Nous vivons une ère " de pensée unique ", et les médias en sont les principaux vecteurs. Leur discours complaisant sur le thème de la liberté d’expression n’est que l’aimable cache-sexe de leur réalité, qui n’est autre que celle d’une course effrénée à la concurrence. Un journaliste n’existe qu’en référence à un autre journaliste, et les médias dans leur ensemble, qu’à travers ceux qui leur font le mieux la courte-échelle dans la course au soleil... médiatique. Ils disent tous la même chose en même temps, quitte à proférer ensemble exactement l’inverse le lendemain. Ils ne nous disent que ce qui les sert, ils ne servent que ceux qui leur rapportent, en un mot, ils sont toujours du côté du plus fort. La démocratie " sondagiaire " est l’immense bras de levier de " leur " pouvoir grandissant. A travers les sondages, ils font et défont les princes. Cent fois, mille fois, des millions et des milliards de fois, ils ânonnent " Sarkozy ". Ils posent les questions et commentent les réponses. Ils sont, à la fois, juges et parties. A travers des sondages de plus en plus réducteurs, ils confisquent le débat public.
L’espace démocratique appartient à tous et c’est, bien évidemment, une immense difficulté que de le faire vivre.

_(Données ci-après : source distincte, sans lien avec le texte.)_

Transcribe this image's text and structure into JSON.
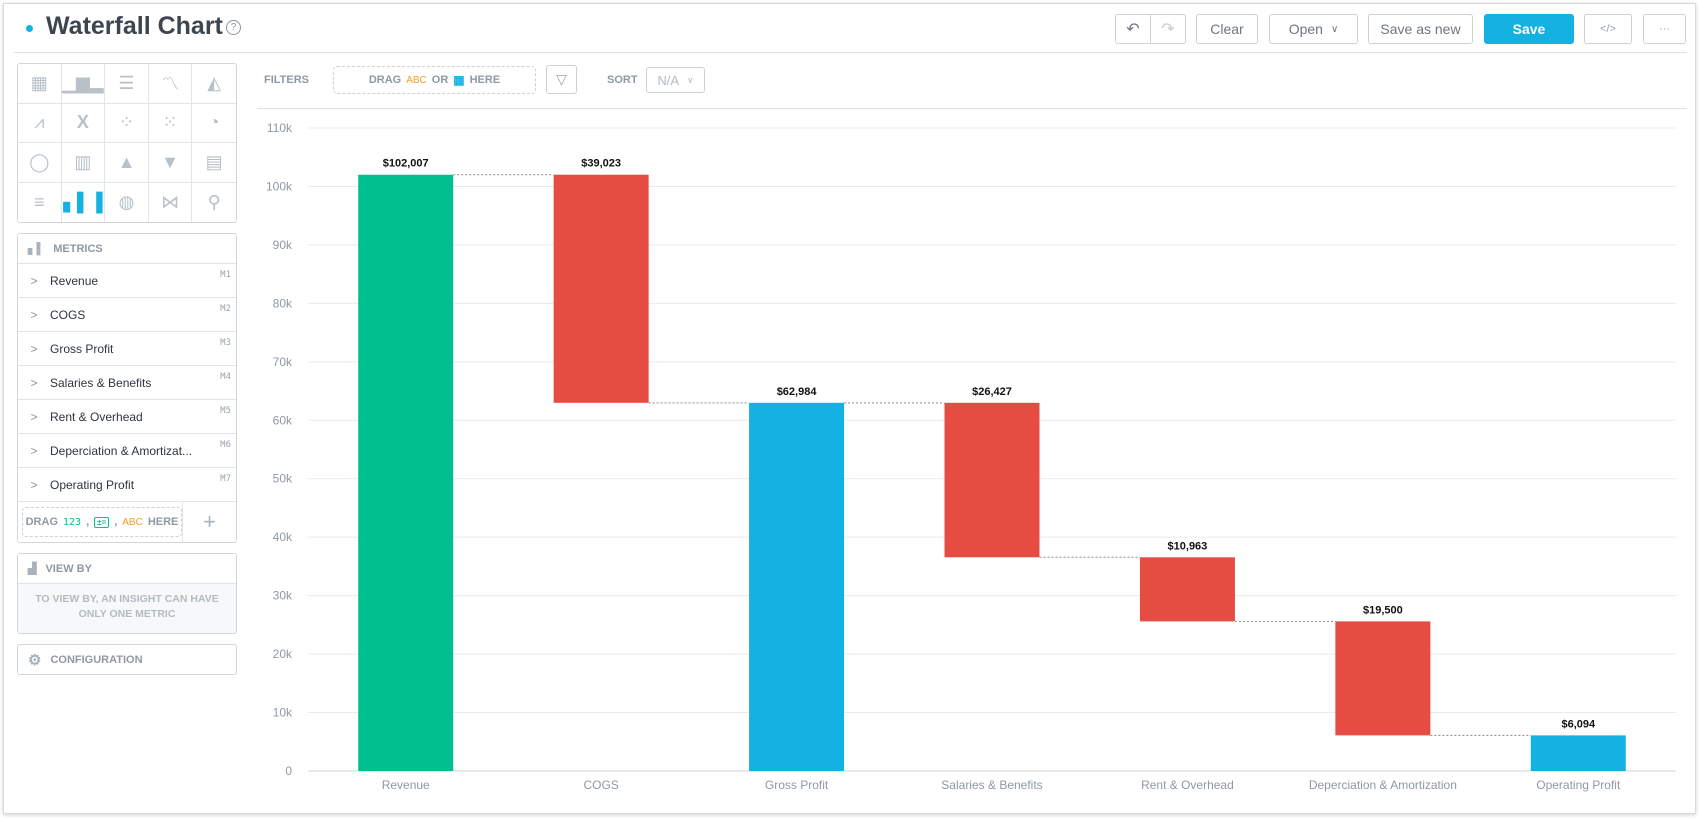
{
  "header": {
    "title": "Waterfall Chart",
    "help_icon": "?"
  },
  "toolbar": {
    "clear": "Clear",
    "open": "Open",
    "save_as_new": "Save as new",
    "save": "Save",
    "embed": "</>",
    "more": "···"
  },
  "colors": {
    "accent": "#14b2e2",
    "increase": "#00c18d",
    "decrease": "#e54d42",
    "total": "#14b2e2"
  },
  "filters": {
    "label": "FILTERS",
    "drag_prefix": "DRAG",
    "abc": "ABC",
    "or": "OR",
    "here": "HERE"
  },
  "sort": {
    "label": "SORT",
    "value": "N/A"
  },
  "metrics": {
    "title": "METRICS",
    "items": [
      {
        "label": "Revenue",
        "tag": "M1"
      },
      {
        "label": "COGS",
        "tag": "M2"
      },
      {
        "label": "Gross Profit",
        "tag": "M3"
      },
      {
        "label": "Salaries & Benefits",
        "tag": "M4"
      },
      {
        "label": "Rent & Overhead",
        "tag": "M5"
      },
      {
        "label": "Deperciation & Amortizat...",
        "tag": "M6"
      },
      {
        "label": "Operating Profit",
        "tag": "M7"
      }
    ],
    "drag": {
      "prefix": "DRAG",
      "num": "123",
      "abc": "ABC",
      "here": "HERE",
      "sep": ","
    }
  },
  "view_by": {
    "title": "VIEW BY",
    "message": "TO VIEW BY, AN INSIGHT CAN HAVE ONLY ONE METRIC"
  },
  "configuration": {
    "title": "CONFIGURATION"
  },
  "chart_data": {
    "type": "waterfall",
    "categories": [
      "Revenue",
      "COGS",
      "Gross Profit",
      "Salaries & Benefits",
      "Rent & Overhead",
      "Deperciation & Amortization",
      "Operating Profit"
    ],
    "values": [
      102007,
      -39023,
      62984,
      -26427,
      -10963,
      -19500,
      6094
    ],
    "kinds": [
      "start",
      "decrease",
      "total",
      "decrease",
      "decrease",
      "decrease",
      "total"
    ],
    "data_labels": [
      "$102,007",
      "$39,023",
      "$62,984",
      "$26,427",
      "$10,963",
      "$19,500",
      "$6,094"
    ],
    "yticks": [
      "0",
      "10k",
      "20k",
      "30k",
      "40k",
      "50k",
      "60k",
      "70k",
      "80k",
      "90k",
      "100k",
      "110k"
    ],
    "ylim": [
      0,
      110000
    ],
    "grid": true,
    "connectors": "dotted"
  }
}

Pour réussir à y exercer une autorité, il faut y acquérir une légitimité. Mais lorsque le mot légitimité ne veut plus rien dire d’autre que de savoir se rendre visible, autrement dit, de savoir se vendre, il n’y a plus de place pour les idées. La dictature des sondages vide petit à petit la vie politique de toute forme de contenu.
Comment faire vivre un questionnement sur le pouvoir des médias lorsqu’on est tributaire de ces même médias pour dire ? Comment prendre la parole, lorsqu’elle est volée ? Ce sera sans doute un long combat. Peut-être pourrait-on commencer en faisant... un sondage... un immense sondage, en d’autres termes une pétition... ou mieux, un référendum ? Ce serait un sondage sur les sondages. La question serait formulée de la manière la plus neutre qui soit... bien évidemment, car il ne peut être question de tenter d’influencer la personne sondée à travers une formulation qui induirait la réponse qu’on souhaite. Je propose donc de formuler la question ainsi : " Êtes-vous pour ou contre la dictature des sondages ? ".